Je voulais finir mon article avec des cas spécifiques du vocabulaire dothrak, mais c’est honnêtement une expérience phonétique qui devrait être vécue à partir du guide. Celui-ci contient quelques centaines de mots et expressions classés par champ lexical (la guerre, le cheval, la nourriture, la chasse, la nature, etc.). En voici toutefois quelques-uns :
M’atchomaroon! – Salutations! (Littéralement, « avec tout mon respect! »)
Fonas chek! – Au revoir! (Littéralement, « bonne chasse! »)
khalakka – fils du khal, prince
arakh – épée courbe dothrak
lame – jument
gizikh – miel
fonak – chasseur
shierak – étoile
J’ai eu beaucoup de plaisir à apprendre les rudiments de cette belle langue et à pratiquer sa prononciation. Comme pour l’apprentissage du latin, certains qualifieront sûrement d’« inutile » une telle expérience linguistique. Toutefois, lorsqu’une langue imaginaire est bien construite, elle ne renforce pas seulement notre lien à son univers fictif : elle nous offre la possibilité de nous faire découvrir des modes d’expression jusqu’alors inconnus et d’interagir avec notre réalité de façon à en avoir une perspective nouvelle.
Essayez, peut-être verrez-vous notre monde à travers les yeux des Dothrakis!
Très intéressant (et ça semble plus simple que l’elfique de Tolkien – qui est en fait DES elfiques – que je m’étais amusée à apprendre durant mon adolescence!).
La latiniste que je suis apporterais cependant une petite précision : en latin, l’allatif est un dérivé de l’ablatif et ne sert que pour les directions. C’est le datif qui exprime les compléments d’objet indirects. Et, anciennement, c’était un autre cas, le locatif, qui exprimait les lieux (mais avec le temps, c’est devenu l’allatif, indiscernable de l’ablatif).

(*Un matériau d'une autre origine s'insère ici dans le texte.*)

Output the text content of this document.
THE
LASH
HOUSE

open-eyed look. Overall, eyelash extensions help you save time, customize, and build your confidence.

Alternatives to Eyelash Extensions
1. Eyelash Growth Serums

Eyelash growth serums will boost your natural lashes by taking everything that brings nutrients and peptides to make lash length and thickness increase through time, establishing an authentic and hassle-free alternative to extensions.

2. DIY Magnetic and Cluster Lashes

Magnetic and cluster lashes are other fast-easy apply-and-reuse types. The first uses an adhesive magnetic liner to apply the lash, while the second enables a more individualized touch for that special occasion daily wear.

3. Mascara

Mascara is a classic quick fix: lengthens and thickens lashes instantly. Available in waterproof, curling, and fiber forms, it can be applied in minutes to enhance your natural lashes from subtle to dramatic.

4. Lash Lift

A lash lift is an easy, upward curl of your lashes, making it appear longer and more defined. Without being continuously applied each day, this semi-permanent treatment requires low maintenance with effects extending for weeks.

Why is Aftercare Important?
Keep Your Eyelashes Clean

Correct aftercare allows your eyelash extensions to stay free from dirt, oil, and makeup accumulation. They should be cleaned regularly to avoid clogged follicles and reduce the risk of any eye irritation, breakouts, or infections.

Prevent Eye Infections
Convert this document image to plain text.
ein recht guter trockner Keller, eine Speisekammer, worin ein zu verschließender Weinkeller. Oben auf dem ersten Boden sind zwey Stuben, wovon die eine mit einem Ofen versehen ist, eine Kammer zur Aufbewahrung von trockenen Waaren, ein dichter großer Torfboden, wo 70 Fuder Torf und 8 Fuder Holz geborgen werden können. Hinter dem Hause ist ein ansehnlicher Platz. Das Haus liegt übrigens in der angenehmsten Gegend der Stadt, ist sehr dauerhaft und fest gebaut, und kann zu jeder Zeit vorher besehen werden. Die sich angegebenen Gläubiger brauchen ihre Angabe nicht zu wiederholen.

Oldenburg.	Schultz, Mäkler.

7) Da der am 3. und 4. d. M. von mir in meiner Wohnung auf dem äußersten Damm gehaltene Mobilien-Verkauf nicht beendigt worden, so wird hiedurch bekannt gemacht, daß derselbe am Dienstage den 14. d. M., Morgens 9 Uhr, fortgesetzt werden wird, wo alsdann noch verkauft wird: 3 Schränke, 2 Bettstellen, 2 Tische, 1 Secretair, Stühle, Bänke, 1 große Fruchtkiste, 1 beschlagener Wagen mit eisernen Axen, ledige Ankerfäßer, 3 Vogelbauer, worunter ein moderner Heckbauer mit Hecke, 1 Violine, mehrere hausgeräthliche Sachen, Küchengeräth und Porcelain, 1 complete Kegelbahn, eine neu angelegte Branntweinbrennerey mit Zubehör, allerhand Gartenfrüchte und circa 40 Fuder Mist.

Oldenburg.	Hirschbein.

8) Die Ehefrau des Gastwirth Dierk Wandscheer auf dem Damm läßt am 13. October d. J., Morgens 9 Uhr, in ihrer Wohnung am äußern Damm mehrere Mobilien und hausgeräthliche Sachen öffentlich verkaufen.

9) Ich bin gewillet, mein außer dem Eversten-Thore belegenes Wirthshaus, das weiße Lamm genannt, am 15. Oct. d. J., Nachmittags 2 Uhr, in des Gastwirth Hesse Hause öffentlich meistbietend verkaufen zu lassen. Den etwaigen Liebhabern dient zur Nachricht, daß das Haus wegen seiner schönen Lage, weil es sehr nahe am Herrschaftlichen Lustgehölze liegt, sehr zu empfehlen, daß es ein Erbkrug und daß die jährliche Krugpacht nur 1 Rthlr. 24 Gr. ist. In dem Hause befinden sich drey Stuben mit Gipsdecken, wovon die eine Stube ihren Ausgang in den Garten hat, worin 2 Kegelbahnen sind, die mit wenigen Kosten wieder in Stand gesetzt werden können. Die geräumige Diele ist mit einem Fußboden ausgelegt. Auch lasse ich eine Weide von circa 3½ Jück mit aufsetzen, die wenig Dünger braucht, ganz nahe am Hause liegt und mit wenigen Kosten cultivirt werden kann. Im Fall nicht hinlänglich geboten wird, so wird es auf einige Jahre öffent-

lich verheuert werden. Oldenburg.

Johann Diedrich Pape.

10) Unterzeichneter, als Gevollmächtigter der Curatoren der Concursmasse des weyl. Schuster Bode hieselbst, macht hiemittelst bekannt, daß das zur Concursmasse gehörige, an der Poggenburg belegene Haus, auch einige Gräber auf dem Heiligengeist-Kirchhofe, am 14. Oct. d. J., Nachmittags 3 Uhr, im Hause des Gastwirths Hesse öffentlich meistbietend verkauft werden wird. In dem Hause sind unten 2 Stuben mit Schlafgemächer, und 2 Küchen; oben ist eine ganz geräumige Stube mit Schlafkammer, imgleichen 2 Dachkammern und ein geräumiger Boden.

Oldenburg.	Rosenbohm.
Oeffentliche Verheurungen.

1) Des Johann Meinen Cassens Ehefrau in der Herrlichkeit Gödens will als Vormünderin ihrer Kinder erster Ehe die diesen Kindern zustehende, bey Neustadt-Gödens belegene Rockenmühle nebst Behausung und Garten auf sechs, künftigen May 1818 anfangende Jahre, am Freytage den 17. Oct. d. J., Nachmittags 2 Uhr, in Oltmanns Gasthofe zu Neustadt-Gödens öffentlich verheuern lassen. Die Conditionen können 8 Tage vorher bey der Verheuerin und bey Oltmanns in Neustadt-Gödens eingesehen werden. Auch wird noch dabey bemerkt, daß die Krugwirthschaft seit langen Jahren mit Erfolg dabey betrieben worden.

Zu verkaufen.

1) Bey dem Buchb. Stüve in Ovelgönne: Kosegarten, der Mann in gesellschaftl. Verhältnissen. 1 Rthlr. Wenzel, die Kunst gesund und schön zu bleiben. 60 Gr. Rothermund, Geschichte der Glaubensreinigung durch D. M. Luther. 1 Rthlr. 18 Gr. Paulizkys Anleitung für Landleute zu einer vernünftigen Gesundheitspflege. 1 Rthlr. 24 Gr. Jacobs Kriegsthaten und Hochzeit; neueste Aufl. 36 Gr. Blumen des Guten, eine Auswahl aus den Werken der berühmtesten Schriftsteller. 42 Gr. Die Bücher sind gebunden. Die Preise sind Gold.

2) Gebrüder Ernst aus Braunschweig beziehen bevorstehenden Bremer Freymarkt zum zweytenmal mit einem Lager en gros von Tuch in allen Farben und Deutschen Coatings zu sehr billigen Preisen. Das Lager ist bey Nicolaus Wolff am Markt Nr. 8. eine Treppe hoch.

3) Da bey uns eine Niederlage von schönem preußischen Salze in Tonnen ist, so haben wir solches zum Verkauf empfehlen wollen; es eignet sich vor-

Par contre, dans certaines langues de l’Oural, l’allatif est un cas à part entière, comme en dothraki (je soupçonne d’ailleurs Peterson de s’être inspiré de ces langues afin que les Dothrakis sonnent comme les Huns auxquels ils ressemblent beaucoup!).
Ah je vois! J’ai présumé que la description de l’allatif dans le livret faisait référence à la fonction du datif, mais c’est vrai que ce n’est pas le cas.
Et c’est un fait très intéressant sur les Huns! J’essaierai de faire un peu de recherche à propos de l’allatif et son histoire; c’est le seul cas que nous n’avons pas encore vu en cours. Merci pour le commentaire!
Vous ne le verrez probablement pas : il faut faire du latin archaïque pour que ça serve.